As it turns out, he writes, criticism of the anti-burkini moves by "errant mayors" was not just a sign of a blindness to the ultra-conservative Islamic cause.

The Cuncil of State, the keeper of administrative law, has now highlighted the weak legal footing and political harmfulness of the ban on the Muslim swimsuit.

Those mayors who are defiantly sticking with their decisions are likely to stumble when their cases come to court, he writes.

When that happens no longer will "police be under the embarrassing obligation to patrol beaches and police swimsuits".

Even if there is still a case for arguing that the burkini is a symbol of an archaic interpretation of Islam, Joffrin writes, lawmakers have reminded France that civil liberties must be respected in a republic, and that there are safer ways to fight against the fundamentalist threat.

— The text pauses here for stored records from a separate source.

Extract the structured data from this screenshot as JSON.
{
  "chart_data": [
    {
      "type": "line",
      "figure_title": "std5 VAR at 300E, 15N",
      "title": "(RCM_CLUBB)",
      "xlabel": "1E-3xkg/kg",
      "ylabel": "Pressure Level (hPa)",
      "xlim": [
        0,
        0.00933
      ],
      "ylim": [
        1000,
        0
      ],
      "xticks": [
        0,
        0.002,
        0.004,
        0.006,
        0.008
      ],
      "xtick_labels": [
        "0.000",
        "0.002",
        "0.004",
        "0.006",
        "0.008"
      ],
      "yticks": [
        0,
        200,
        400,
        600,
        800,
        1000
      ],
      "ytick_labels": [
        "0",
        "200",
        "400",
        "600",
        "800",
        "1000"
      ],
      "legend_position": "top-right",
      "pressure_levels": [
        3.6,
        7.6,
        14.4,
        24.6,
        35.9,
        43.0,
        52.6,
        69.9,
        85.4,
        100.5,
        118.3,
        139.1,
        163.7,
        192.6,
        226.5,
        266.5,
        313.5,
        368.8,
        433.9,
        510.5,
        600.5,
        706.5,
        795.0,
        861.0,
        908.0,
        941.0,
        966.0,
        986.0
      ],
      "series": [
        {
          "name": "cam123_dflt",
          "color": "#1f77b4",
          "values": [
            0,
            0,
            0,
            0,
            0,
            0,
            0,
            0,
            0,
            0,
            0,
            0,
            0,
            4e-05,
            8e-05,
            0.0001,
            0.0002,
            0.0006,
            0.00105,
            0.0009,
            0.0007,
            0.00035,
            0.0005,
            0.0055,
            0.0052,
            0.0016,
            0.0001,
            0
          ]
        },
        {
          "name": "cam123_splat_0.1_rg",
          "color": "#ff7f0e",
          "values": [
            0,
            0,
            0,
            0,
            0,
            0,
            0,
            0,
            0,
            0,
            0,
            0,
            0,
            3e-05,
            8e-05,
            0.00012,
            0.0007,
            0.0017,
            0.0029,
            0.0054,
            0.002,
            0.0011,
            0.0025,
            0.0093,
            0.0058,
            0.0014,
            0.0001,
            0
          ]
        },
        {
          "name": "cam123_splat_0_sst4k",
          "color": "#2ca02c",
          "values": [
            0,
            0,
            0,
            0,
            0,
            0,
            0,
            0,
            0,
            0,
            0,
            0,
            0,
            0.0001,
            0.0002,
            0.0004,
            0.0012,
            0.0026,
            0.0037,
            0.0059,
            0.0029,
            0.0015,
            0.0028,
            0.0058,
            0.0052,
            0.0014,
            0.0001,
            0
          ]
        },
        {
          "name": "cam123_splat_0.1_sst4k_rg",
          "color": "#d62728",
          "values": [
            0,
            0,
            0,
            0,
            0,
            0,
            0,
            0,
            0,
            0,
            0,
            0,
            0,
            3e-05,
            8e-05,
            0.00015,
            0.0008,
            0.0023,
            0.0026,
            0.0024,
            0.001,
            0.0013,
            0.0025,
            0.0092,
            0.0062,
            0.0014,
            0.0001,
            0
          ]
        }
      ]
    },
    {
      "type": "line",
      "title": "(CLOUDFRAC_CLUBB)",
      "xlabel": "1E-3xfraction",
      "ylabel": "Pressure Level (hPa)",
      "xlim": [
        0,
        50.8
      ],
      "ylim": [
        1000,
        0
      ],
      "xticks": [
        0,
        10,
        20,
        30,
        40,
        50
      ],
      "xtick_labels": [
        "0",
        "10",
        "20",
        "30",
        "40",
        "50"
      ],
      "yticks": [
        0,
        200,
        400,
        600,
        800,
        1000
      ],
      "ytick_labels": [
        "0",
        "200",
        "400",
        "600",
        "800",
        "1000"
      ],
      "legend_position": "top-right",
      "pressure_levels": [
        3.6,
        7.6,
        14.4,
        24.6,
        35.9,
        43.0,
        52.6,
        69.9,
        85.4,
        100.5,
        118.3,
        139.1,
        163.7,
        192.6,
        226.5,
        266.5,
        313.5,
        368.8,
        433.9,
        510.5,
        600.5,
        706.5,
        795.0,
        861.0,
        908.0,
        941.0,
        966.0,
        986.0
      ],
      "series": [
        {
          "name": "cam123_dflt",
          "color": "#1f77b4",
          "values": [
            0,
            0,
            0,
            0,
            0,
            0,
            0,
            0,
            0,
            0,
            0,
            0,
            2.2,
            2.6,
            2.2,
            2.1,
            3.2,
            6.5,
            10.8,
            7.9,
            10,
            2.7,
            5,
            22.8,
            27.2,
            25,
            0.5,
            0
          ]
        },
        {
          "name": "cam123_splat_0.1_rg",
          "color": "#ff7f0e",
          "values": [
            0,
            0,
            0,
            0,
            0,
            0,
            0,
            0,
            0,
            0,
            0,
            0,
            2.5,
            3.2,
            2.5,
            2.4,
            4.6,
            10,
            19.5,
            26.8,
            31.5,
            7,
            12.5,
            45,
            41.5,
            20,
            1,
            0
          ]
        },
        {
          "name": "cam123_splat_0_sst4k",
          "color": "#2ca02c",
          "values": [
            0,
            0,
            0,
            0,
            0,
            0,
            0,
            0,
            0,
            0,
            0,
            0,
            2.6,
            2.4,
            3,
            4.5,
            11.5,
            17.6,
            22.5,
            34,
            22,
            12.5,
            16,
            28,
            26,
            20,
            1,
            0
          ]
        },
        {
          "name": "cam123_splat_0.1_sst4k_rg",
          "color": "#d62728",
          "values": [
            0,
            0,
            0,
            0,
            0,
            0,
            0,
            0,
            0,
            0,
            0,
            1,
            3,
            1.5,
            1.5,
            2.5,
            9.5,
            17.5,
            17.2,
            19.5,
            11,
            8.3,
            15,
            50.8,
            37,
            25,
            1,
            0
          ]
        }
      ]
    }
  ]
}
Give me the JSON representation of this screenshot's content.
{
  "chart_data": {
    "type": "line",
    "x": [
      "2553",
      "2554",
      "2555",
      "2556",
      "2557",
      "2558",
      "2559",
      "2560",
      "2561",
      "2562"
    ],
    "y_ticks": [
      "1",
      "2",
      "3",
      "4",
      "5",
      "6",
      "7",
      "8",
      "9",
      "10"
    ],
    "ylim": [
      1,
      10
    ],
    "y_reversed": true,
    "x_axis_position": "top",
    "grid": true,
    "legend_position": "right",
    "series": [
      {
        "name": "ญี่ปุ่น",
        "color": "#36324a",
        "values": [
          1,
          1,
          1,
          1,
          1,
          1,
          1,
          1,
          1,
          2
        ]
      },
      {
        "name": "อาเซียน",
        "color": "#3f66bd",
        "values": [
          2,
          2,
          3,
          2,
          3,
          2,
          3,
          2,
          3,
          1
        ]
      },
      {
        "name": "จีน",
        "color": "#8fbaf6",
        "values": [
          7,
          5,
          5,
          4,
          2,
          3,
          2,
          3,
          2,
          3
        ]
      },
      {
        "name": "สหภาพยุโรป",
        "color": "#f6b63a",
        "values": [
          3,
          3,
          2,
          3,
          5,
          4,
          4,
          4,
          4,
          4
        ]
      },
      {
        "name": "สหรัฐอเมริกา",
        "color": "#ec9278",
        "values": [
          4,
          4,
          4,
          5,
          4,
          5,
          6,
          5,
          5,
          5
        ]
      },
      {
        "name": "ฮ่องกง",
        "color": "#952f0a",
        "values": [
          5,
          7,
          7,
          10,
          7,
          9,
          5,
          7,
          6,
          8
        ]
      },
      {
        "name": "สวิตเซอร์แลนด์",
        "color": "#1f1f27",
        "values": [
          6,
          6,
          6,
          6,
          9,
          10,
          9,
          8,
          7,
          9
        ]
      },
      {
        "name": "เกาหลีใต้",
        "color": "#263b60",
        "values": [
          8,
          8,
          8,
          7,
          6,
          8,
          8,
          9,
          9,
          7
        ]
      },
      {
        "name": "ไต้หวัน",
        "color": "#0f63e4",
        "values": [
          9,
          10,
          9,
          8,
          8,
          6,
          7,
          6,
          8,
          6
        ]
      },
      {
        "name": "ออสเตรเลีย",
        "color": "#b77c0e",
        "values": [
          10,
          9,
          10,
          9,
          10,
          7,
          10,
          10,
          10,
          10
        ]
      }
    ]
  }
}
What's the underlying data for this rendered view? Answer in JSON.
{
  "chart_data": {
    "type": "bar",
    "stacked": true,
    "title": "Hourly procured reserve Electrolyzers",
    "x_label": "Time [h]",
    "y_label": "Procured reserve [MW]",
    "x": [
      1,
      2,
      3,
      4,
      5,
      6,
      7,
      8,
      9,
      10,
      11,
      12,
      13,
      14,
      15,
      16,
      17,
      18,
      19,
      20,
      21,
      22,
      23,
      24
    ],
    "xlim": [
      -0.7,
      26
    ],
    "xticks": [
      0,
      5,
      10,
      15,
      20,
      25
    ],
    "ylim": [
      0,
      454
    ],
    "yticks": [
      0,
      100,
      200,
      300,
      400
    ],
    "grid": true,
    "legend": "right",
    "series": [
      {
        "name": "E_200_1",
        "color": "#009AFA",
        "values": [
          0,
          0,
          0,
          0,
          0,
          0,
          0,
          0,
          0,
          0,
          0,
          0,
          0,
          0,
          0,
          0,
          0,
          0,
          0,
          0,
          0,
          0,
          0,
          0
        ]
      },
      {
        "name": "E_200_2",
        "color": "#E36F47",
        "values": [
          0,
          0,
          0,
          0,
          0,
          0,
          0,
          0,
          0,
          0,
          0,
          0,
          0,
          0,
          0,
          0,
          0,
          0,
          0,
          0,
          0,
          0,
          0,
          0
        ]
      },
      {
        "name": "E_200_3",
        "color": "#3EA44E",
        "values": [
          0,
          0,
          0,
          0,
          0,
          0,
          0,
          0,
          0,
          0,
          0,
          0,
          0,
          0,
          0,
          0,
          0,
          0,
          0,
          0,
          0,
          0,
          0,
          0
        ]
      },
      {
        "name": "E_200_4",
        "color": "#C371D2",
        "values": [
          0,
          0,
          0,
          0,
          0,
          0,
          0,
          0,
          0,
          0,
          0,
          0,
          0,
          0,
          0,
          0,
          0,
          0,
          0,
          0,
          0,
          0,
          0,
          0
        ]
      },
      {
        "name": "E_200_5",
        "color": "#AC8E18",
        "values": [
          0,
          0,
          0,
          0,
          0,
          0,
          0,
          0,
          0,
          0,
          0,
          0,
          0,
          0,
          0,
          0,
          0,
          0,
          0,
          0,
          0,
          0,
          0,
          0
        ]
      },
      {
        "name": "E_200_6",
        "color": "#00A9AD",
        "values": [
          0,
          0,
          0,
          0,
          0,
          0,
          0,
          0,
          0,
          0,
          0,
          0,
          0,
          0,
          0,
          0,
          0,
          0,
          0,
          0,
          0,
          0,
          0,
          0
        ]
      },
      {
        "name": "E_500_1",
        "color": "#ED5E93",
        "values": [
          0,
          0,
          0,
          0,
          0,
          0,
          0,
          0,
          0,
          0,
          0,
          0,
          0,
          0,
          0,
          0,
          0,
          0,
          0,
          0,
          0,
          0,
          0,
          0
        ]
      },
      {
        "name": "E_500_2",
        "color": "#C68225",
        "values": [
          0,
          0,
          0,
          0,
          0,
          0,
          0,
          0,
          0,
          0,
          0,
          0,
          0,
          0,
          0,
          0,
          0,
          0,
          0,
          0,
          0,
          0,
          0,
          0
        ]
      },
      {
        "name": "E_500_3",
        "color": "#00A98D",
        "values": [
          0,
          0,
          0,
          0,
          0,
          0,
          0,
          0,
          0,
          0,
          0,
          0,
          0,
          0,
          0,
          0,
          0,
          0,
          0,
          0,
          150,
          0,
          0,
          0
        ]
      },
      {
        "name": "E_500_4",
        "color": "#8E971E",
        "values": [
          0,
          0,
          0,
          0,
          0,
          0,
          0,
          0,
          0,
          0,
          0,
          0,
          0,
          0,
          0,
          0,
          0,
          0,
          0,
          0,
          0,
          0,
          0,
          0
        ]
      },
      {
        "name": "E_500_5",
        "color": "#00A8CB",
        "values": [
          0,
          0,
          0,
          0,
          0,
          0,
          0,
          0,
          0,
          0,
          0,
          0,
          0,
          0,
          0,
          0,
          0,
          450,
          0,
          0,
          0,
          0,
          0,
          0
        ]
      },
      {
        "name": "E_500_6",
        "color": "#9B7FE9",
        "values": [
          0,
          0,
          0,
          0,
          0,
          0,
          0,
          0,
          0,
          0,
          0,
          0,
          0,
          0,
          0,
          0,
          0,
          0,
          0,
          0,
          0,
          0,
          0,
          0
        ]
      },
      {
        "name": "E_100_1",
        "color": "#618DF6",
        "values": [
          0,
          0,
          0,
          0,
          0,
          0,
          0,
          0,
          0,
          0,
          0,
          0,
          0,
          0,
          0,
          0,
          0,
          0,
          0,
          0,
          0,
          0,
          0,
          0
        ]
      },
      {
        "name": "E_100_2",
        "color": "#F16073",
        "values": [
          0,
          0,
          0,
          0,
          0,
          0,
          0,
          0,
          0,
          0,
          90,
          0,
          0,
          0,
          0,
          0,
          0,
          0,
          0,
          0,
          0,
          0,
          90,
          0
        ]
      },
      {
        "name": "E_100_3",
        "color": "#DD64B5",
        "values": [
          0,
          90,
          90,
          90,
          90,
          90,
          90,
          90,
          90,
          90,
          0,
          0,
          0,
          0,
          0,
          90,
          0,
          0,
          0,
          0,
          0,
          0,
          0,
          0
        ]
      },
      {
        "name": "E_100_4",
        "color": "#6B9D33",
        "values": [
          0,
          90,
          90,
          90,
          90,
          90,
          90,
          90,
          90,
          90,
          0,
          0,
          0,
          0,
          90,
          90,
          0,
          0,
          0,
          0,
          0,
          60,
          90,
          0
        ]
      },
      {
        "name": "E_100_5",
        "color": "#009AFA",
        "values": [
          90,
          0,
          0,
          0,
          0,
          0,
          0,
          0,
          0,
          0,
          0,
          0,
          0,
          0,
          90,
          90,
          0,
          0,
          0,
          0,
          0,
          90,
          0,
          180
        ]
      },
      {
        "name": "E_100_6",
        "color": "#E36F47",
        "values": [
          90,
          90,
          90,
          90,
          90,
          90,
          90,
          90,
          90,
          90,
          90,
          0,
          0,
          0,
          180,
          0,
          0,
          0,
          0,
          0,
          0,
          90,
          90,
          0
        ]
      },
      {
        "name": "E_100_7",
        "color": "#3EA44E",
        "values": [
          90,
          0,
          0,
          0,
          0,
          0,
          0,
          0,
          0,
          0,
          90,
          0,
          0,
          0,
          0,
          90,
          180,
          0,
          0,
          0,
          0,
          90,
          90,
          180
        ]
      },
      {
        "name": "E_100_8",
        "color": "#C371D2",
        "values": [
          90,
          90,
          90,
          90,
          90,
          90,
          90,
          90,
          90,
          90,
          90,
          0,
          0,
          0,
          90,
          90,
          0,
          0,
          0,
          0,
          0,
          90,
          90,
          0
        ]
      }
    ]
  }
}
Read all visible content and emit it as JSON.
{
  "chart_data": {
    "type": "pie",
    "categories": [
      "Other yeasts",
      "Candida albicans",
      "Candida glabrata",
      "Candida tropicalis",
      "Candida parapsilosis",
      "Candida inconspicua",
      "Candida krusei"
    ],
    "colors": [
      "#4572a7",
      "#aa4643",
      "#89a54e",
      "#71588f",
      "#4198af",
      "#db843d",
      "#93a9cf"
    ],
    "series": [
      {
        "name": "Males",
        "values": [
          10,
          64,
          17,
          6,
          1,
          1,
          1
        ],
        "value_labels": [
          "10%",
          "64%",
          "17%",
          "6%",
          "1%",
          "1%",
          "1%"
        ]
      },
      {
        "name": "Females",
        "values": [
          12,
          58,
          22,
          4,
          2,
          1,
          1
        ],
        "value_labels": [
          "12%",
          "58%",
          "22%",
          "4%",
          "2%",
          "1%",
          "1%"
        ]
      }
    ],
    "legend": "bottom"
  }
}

The "wise men of the Palais Royal" have shown that "Muslims, like other citizens, have the right to be protected by laws in a secular country," he says.

Valls sticks to his guns

Despite the decision, Manuel Valls continues to denounce the burkini, reports Le Monde.

In a Facebook post last night the prime minister declared that the court's overturning of the Villeneuve-Loubet burkini ban "does not exhaust the debate that has begun in our society".

Valls backed the decision by French mayors to ban the religious clothing on beaches, while ruling out legislating for a nationwide ban the paper notes.

On Facebook Valls said "denouncing the Burkini is not a way of undermining individual freedom".

"There is no freedom that traps women!" he exclaims. "The burkini is a deadly show of a retrograde Islamism."

It is also, he added, a show of religious militancy by a minority in the public space; something he is deeply opposed to.

Few burkini fines have been dished out

Meantime, Le Monde says it contacted the 31 mayors who have banned the swimsuit and found only four towns had fined women, with most fines handed out in Nice and Cannes. 

Muslims relieved

Conservative Le Figaro asks what risks those mayors who are sticking to the ban are now taking and says "the debate is far from over".

While the president of the French Council of Muslim Faith Anouar Kbibech tells the paper "What killed in Nice, is terrorism, not the burkini", referring to the July attack in the Mediterranean city.

Kbibech hails the decision made "far from political and media pressure" to protect fundamental freedoms and says there is a sense of relief in the Muslim community from the feeling of stigmatisation being generated by the ban.

Giant contract for trainmaker Alstom

The financial daily Les Echos says French engineering giant Alstom has won its biggest-ever US contract, for Amtrak's new generation of high-speed trains.

The 1.8 billion-euro contract will see Alstom deliver 28 trains which will link Boston and Washington.

Strife over milk prices

Bread has already sparked off a revolution in France and dairy products probably could too.

Catholic newspaper La Croix reports on the conflict between the world's number one dairy products company, Lactalis, and its suppliers.

The failure of negotiations between the two on milk prices threatens to cause havoc as farmers get ready to block operations at the Laval plant west of Paris "until they win victory".

The company has announced an increase of 15 euros per tonne from 1 September, bringing the price they pay dairy farmers per 1,000 litres of milk up to 272 euros.

But the farmers say it is not enough, pointing out that three other companies pay  290-300 euros per tonne.